On Wednesday night, the former Brazilian international offered very little.
In his previous four matches this season, the player had only won 42 percent of his duels and created just four opportunities for others, per Squawka.com, showing he is neither overtly defensive nor offensive as a professional in 2013.
Surely his career at Manchester United is now over?
The outpouring of emotion was clear to see. It might have only been a League Cup tie on a wet night in Staffordshire, but the reaction after his powerful opening goal on Wednesday night showed just what it meant to Ashley Young.
Young showed glimpses of form, especially after his goal, and gave David Moyes something positive to think about.
The England international took his opportunity wonderfully from outside the box and earned himself a yellow card after a dramatic celebration, as he jumped the advertising hoardings to revel with the United away supporters.

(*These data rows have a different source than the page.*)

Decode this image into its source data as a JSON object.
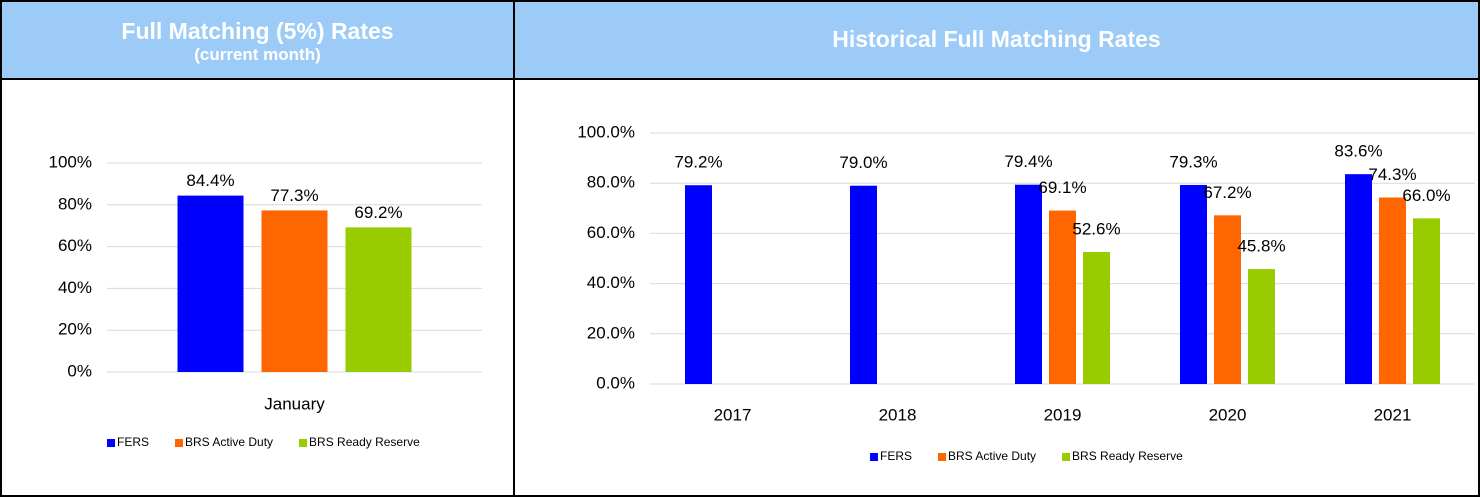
{
  "chart_data": [
    {
      "type": "bar",
      "title": "Full Matching (5%) Rates",
      "subtitle": "(current month)",
      "categories": [
        "January"
      ],
      "series": [
        {
          "name": "FERS",
          "color": "#0000ff",
          "values": [
            84.4
          ],
          "value_labels": [
            "84.4%"
          ]
        },
        {
          "name": "BRS Active Duty",
          "color": "#ff6600",
          "values": [
            77.3
          ],
          "value_labels": [
            "77.3%"
          ]
        },
        {
          "name": "BRS Ready Reserve",
          "color": "#99cc00",
          "values": [
            69.2
          ],
          "value_labels": [
            "69.2%"
          ]
        }
      ],
      "ylim": [
        0,
        100
      ],
      "yticks": [
        {
          "value": 0,
          "label": "0%"
        },
        {
          "value": 20,
          "label": "20%"
        },
        {
          "value": 40,
          "label": "40%"
        },
        {
          "value": 60,
          "label": "60%"
        },
        {
          "value": 80,
          "label": "80%"
        },
        {
          "value": 100,
          "label": "100%"
        }
      ],
      "grid": true,
      "legend": "bottom"
    },
    {
      "type": "bar",
      "title": "Historical Full Matching Rates",
      "categories": [
        "2017",
        "2018",
        "2019",
        "2020",
        "2021"
      ],
      "series": [
        {
          "name": "FERS",
          "color": "#0000ff",
          "values": [
            79.2,
            79.0,
            79.4,
            79.3,
            83.6
          ],
          "value_labels": [
            "79.2%",
            "79.0%",
            "79.4%",
            "79.3%",
            "83.6%"
          ]
        },
        {
          "name": "BRS Active Duty",
          "color": "#ff6600",
          "values": [
            null,
            null,
            69.1,
            67.2,
            74.3
          ],
          "value_labels": [
            null,
            null,
            "69.1%",
            "67.2%",
            "74.3%"
          ]
        },
        {
          "name": "BRS Ready Reserve",
          "color": "#99cc00",
          "values": [
            null,
            null,
            52.6,
            45.8,
            66.0
          ],
          "value_labels": [
            null,
            null,
            "52.6%",
            "45.8%",
            "66.0%"
          ]
        }
      ],
      "ylim": [
        0,
        100
      ],
      "yticks": [
        {
          "value": 0,
          "label": "0.0%"
        },
        {
          "value": 20,
          "label": "20.0%"
        },
        {
          "value": 40,
          "label": "40.0%"
        },
        {
          "value": 60,
          "label": "60.0%"
        },
        {
          "value": 80,
          "label": "80.0%"
        },
        {
          "value": 100,
          "label": "100.0%"
        }
      ],
      "grid": true,
      "legend": "bottom"
    }
  ]
}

United need Young to improve so he can take some of the weight off the shoulders of Adnan Januzaj, and in this game he proved he has his uses.
This goal could be the start of something good for the winger.

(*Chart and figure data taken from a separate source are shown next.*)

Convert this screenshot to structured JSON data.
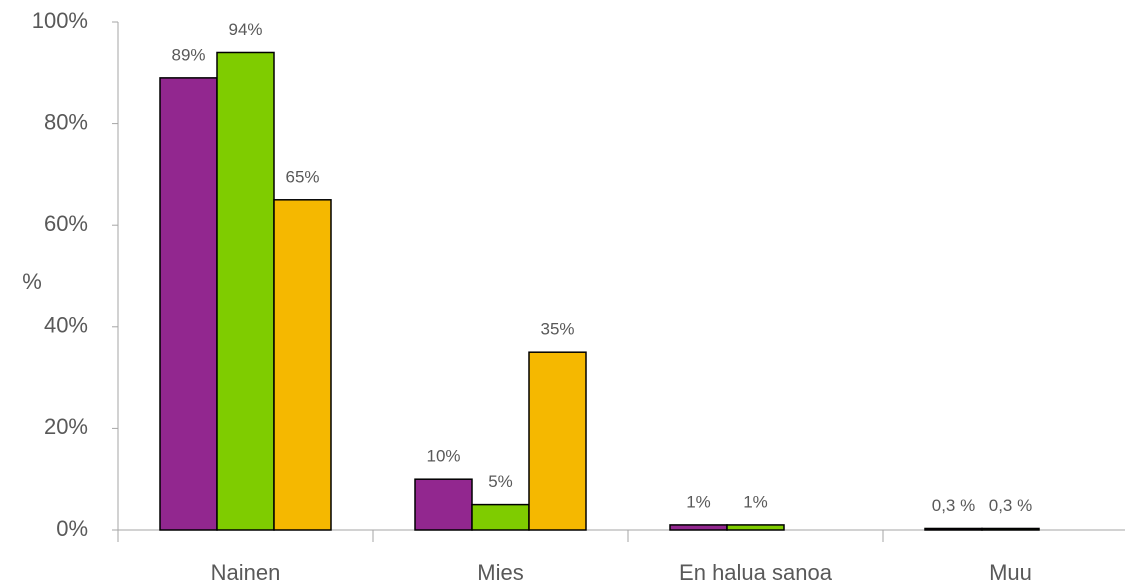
{
  "chart_data": {
    "type": "bar",
    "y_label": "%",
    "categories": [
      "Nainen",
      "Mies",
      "En halua sanoa",
      "Muu"
    ],
    "series": [
      {
        "color": "#92278f",
        "values": [
          89,
          10,
          1,
          0.3
        ],
        "value_labels": [
          "89%",
          "10%",
          "1%",
          "0,3 %"
        ]
      },
      {
        "color": "#7fcc00",
        "values": [
          94,
          5,
          1,
          0.3
        ],
        "value_labels": [
          "94%",
          "5%",
          "1%",
          "0,3 %"
        ]
      },
      {
        "color": "#f5b800",
        "values": [
          65,
          35,
          null,
          null
        ],
        "value_labels": [
          "65%",
          "35%",
          null,
          null
        ]
      }
    ],
    "ylim": [
      0,
      100
    ],
    "yticks": [
      {
        "value": 0,
        "label": "0%"
      },
      {
        "value": 20,
        "label": "20%"
      },
      {
        "value": 40,
        "label": "40%"
      },
      {
        "value": 60,
        "label": "60%"
      },
      {
        "value": 80,
        "label": "80%"
      },
      {
        "value": 100,
        "label": "100%"
      }
    ],
    "grid": false
  }
}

The continued absence of Michael Carrick will soon be a thing of the past, as the Manchester United midfielder returns after his recent injury.
However, in his absence the mighty Phil Jones has done a solid job.
Jones restricted Stoke any room through the middle, protecting his centre-backs and allowing his fellow midfielders to play with more freedom.
There is little doubt that Jones wants to be a centre-back but in this time of transition for United, it is essential that he plays in a more advanced position, where his natural strength and courage can be fully utilized.
If we can assume that Marouane Fellaini will take time to settle at his new club, then Jones' value to Moyes will be incalculable.
The No. 7 shirt must have weighed heavily on the shoulders of Antonio Valencia.
Since he has relinquished that sacred number, he has looked like a man freed from his own personal torment.
Valencia continued his improving form on Wednesday night, not allowing the torrential rain to affect his power game and driving the team forward from the right wing.
There are still question marks over Valencia's final ball and delivery, but the fact that he is continually pushing his marker back into the opposition half of the pitch is hugely positive.
Also, with this improvement, Valencia is allowing Rafael to play the way he wants to, giving him room to run into and overlap.
Moyes seems set to continue with tactics that support traditional Man Utd wing-play, and this will guarantee Valencia the game time he needs to continue his progress and earn a new contract with the champions.
A Capital One Cup game is the perfect time to rotate out your senior professionals.
Even Wayne Rooney was given the night off, but David de Gea was not.
It was only a year or so ago that the press was saying that Anders Lindegaard was a viable alternative to the young Spanish shot-stopper.
It appears that ship has sailed.
At 29 years old, you would think that the Danish international would be looking for substantial game time, but if Moyes does not trust him for a cold night in Stoke-on-Trent, then it is more than likely that he will find his way quickly toward the exit at Old Trafford.
The celebrations of the goals by both players and fans said it all.
The League Cup, once a tournament at the bottom of the Man Utd priority list, suddenly means a whole lot more.
All teams in transition need a starting point, and the Capital One Cup may well be David Moyes' headache cure in these stressful early days.
As the Premier League looks like an impossible dream and the Champions League is dominated by the best German team of a generation, United could find their route to silverware through the domestic English cup competitions.
United fans would once snobbishly turn their regal noses up at the League Cup, but this season it may offer this current football team's best opportunity to celebrate a success.
A Manchester final at Wembley—and a subsequent victory—would end up giving David Moyes the keys to the hearts of United fans across the country and kick-start a brave new era.